New Adventures in Performance – Issue 3 – September 2019
This is our third edition of New Adventures in Performance, and once again it is an eclectic mix of work, both old and new. And looking at these contributions I am struck by how they seem to engage with the idea of longevity, of the problem of time and perhaps the challenge of documentation itself.
In the UK, unlike mainland Europe, experimentation has typically been seen as the preserve of the young. As a result, we have generally missed out on the mature well-funded experimentation of artists like Bausch, Brook, Kantor and Grotowski or more recently of Fabre, Lauwers and Castellucci. Whereas in Europe the avant-garde has always been seen as a career destiny/destination, in the UK it has been typically patronized as being of ‘the fringe’ (damn you Edinburgh!) and as part of the landscape of alternative theatre. In short, it was something you did before you got a proper job in a proper theatre. Despite this, however, individual directors and companies have made work that span decades and this edition reflects some of the work made those companies that have somehow managed to survive the vagaries of the UK arts funding system
PEEP SHOW by Benchtours
Benchtours was a bunch of Paris trained (Lecoq/Gaulier), Edinburgh based artists who made some great work in Scotland in the 90s and 00s. Peepshow won the award for best production at Glasgow Mayfest in 1997, and was immersive before the word wore itself out. You can currently see the creative output of the same people, now making work at The Occasion.

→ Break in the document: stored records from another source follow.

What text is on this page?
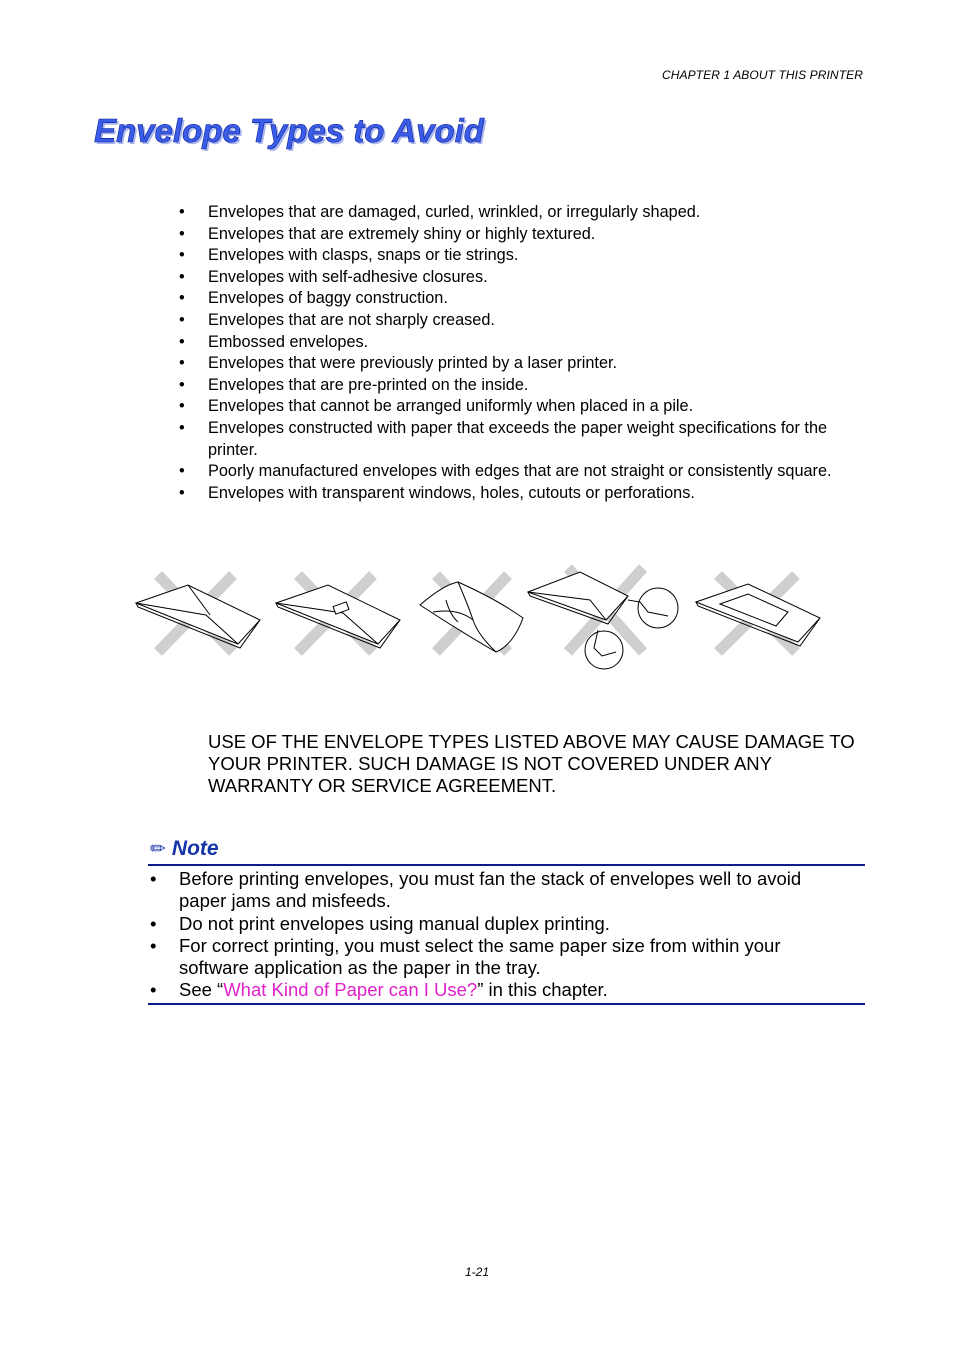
CHAPTER 1 ABOUT THIS PRINTER
Envelope Types to Avoid
• Envelopes that are damaged, curled, wrinkled, or irregularly shaped.
• Envelopes that are extremely shiny or highly textured.
• Envelopes with clasps, snaps or tie strings.
• Envelopes with self-adhesive closures.
• Envelopes of baggy construction.
• Envelopes that are not sharply creased.
• Embossed envelopes.
• Envelopes that were previously printed by a laser printer.
• Envelopes that are pre-printed on the inside.
• Envelopes that cannot be arranged uniformly when placed in a pile.
• Envelopes constructed with paper that exceeds the paper weight specifications for the printer.
• Poorly manufactured envelopes with edges that are not straight or consistently square.
• Envelopes with transparent windows, holes, cutouts or perforations.
USE OF THE ENVELOPE TYPES LISTED ABOVE MAY CAUSE DAMAGE TO YOUR PRINTER. SUCH DAMAGE IS NOT COVERED UNDER ANY WARRANTY OR SERVICE AGREEMENT.
✏ Note
• Before printing envelopes, you must fan the stack of envelopes well to avoid paper jams and misfeeds.
• Do not print envelopes using manual duplex printing.
• For correct printing, you must select the same paper size from within your software application as the paper in the tray.
• See “What Kind of Paper can I Use?” in this chapter.
1-21
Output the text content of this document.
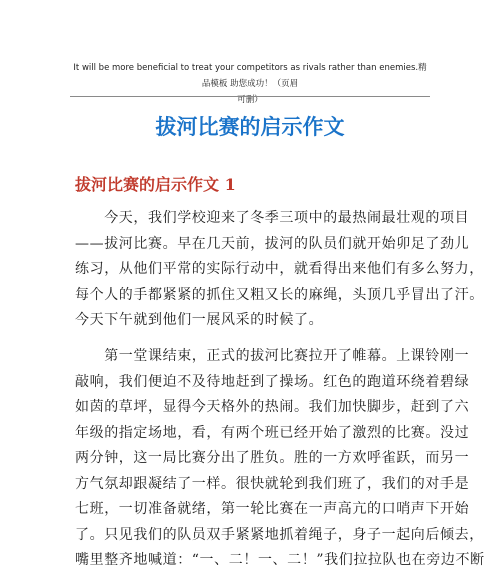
It will be more beneficial to treat your competitors as rivals rather than enemies.精品模板 助您成功！（页眉
可删）
拔河比赛的启示作文
拔河比赛的启示作文 1
　　今天，我们学校迎来了冬季三项中的最热闹最壮观的项目
——拔河比赛。早在几天前，拔河的队员们就开始卯足了劲儿
练习，从他们平常的实际行动中，就看得出来他们有多么努力，
每个人的手都紧紧的抓住又粗又长的麻绳，头顶几乎冒出了汗。
今天下午就到他们一展风采的时候了。
　　第一堂课结束，正式的拔河比赛拉开了帷幕。上课铃刚一
敲响，我们便迫不及待地赶到了操场。红色的跑道环绕着碧绿
如茵的草坪，显得今天格外的热闹。我们加快脚步，赶到了六
年级的指定场地，看，有两个班已经开始了激烈的比赛。没过
两分钟，这一局比赛分出了胜负。胜的一方欢呼雀跃，而另一
方气氛却跟凝结了一样。很快就轮到我们班了，我们的对手是
七班，一切准备就绪，第一轮比赛在一声高亢的口哨声下开始
了。只见我们的队员双手紧紧地抓着绳子，身子一起向后倾去，
嘴里整齐地喊道：“一、二！一、二！”我们拉拉队也在旁边不断
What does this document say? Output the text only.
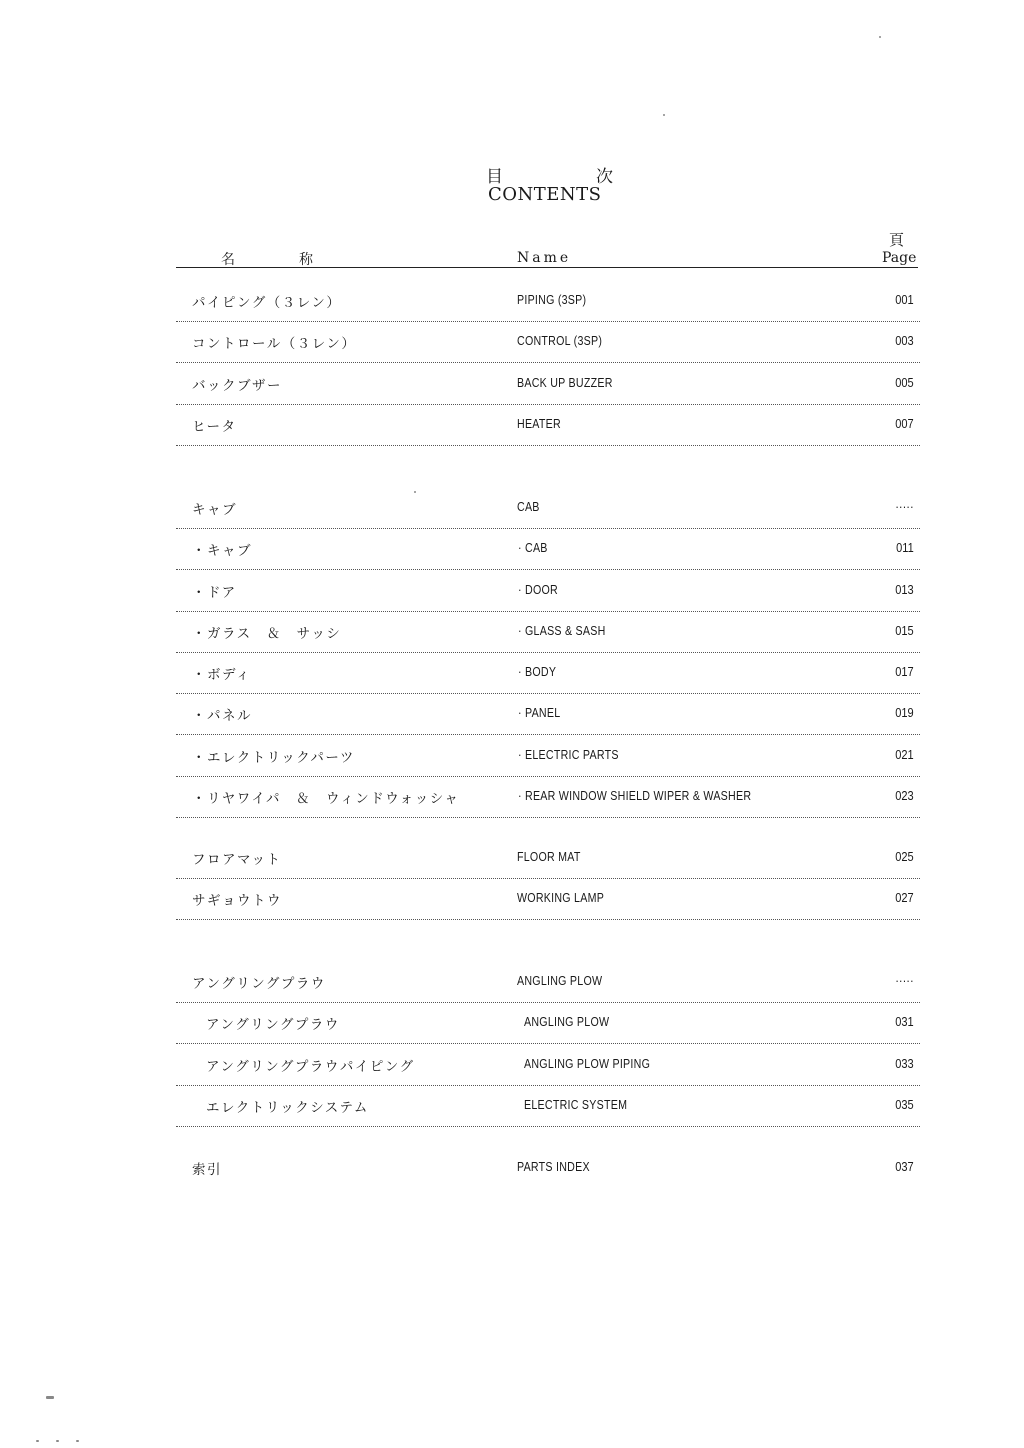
目	次
CONTENTS
名	称	Name
頁
Page
パイピング（３レン）	PIPING (3SP)	001
コントロール（３レン）	CONTROL (3SP)	003
バックブザー	BACK UP BUZZER	005
ヒータ	HEATER	007
キャブ	CAB	·····
・キャブ	· CAB	011
・ドア	· DOOR	013
・ガラス　＆　サッシ	· GLASS & SASH	015
・ボディ	· BODY	017
・パネル	· PANEL	019
・エレクトリックパーツ	· ELECTRIC PARTS	021
・リヤワイパ　＆　ウィンドウォッシャ	· REAR WINDOW SHIELD WIPER & WASHER	023
フロアマット	FLOOR MAT	025
サギョウトウ	WORKING LAMP	027
アングリングプラウ	ANGLING PLOW	·····
アングリングプラウ	ANGLING PLOW	031
アングリングプラウパイピング	ANGLING PLOW PIPING	033
エレクトリックシステム	ELECTRIC SYSTEM	035
索引	PARTS INDEX	037
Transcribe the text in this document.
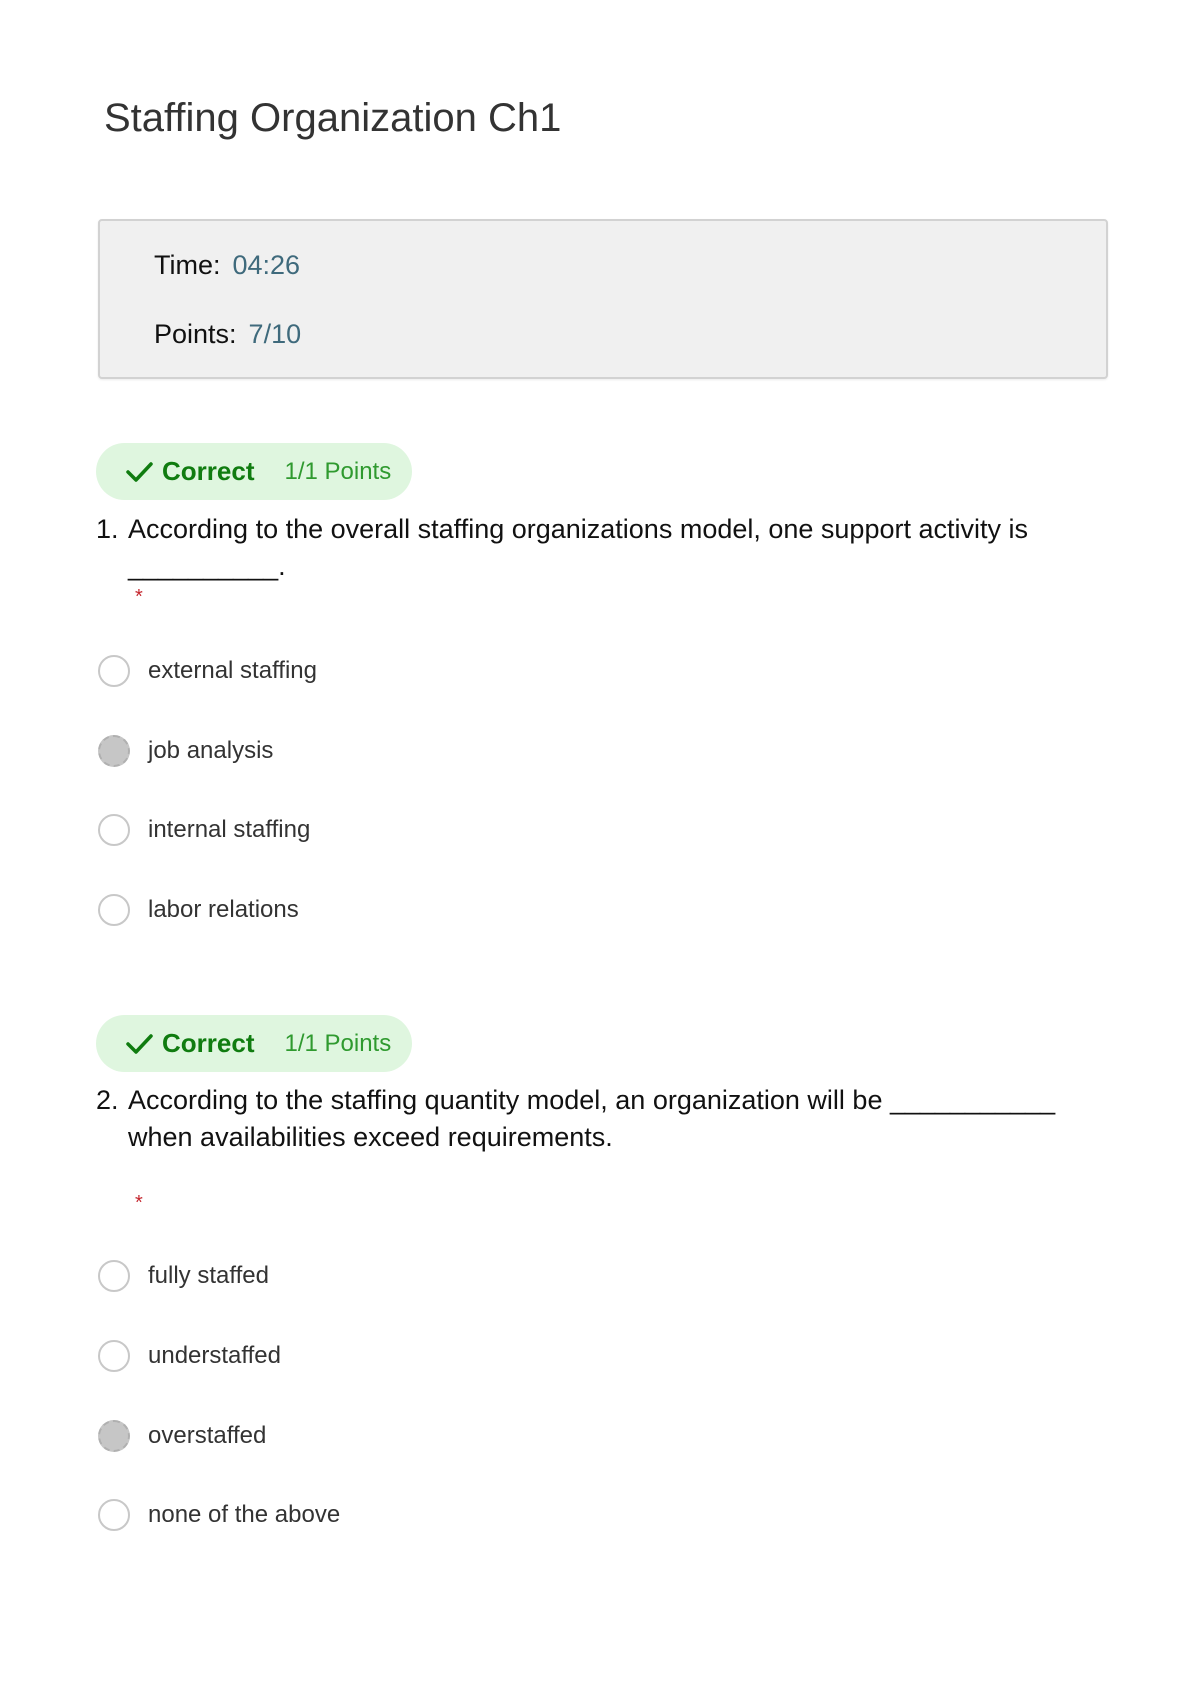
Staffing Organization Ch1
Time: 04:26
Points: 7/10
Correct 1/1 Points
1. According to the overall staffing organizations model, one support activity is __________.

*
external staffing
job analysis
internal staffing
labor relations
Correct 1/1 Points
2. According to the staffing quantity model, an organization will be ___________ when availabilities exceed requirements.

*
fully staffed
understaffed
overstaffed
none of the above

LAST SUPPER by Reckless Sleepers
Reckless Sleepers are, with Forced Entertainment, one of the great survivors of the explosion of European inflected performance-theatre which seemed briefly to thrive in the UK in the 1980s. Longevity is an important factor in terms of how work matures and The Last Supper, an extract of which is shown here, is mature work from a company which you should try to catch if you can.
https://www.reckless-sleepers.eu
30X3 by Bodies In Flight
As part of the celebration of Bodies in Flight’s 30 years of making performance, video artist Tony Judge, a long-time collaborator, was commissioned to make this montage drawing together archival video and still images, original texts and sound-scores from the company’s work since 1989, spanning theatre and screen-based work, site-specific and participatory performance.
In this extract of a 30-minute work, Judge re-imagines the documentary material across three screens, exploring the multiple media and perspectives inherent in Bodies in Flight’s approach to performance and its persistence as live event in an increasingly digital age.
https://www.bodiesinflight.co.uk
GREENHAM 101 by Brave New Worlds
Brave New Worlds are, by comparison, a young company. The work is visually stunning and highly political. Costume based, they reflect the way in which costume is being re-understood as a primary element on the stage space. Theorists like Donatella Barbieri are making us rethink how we use costume and a new wave of gender polemicists are queering costume and gifting performance makers with a new vocabulary with which to understand costume on the stage (or in relation to any other space).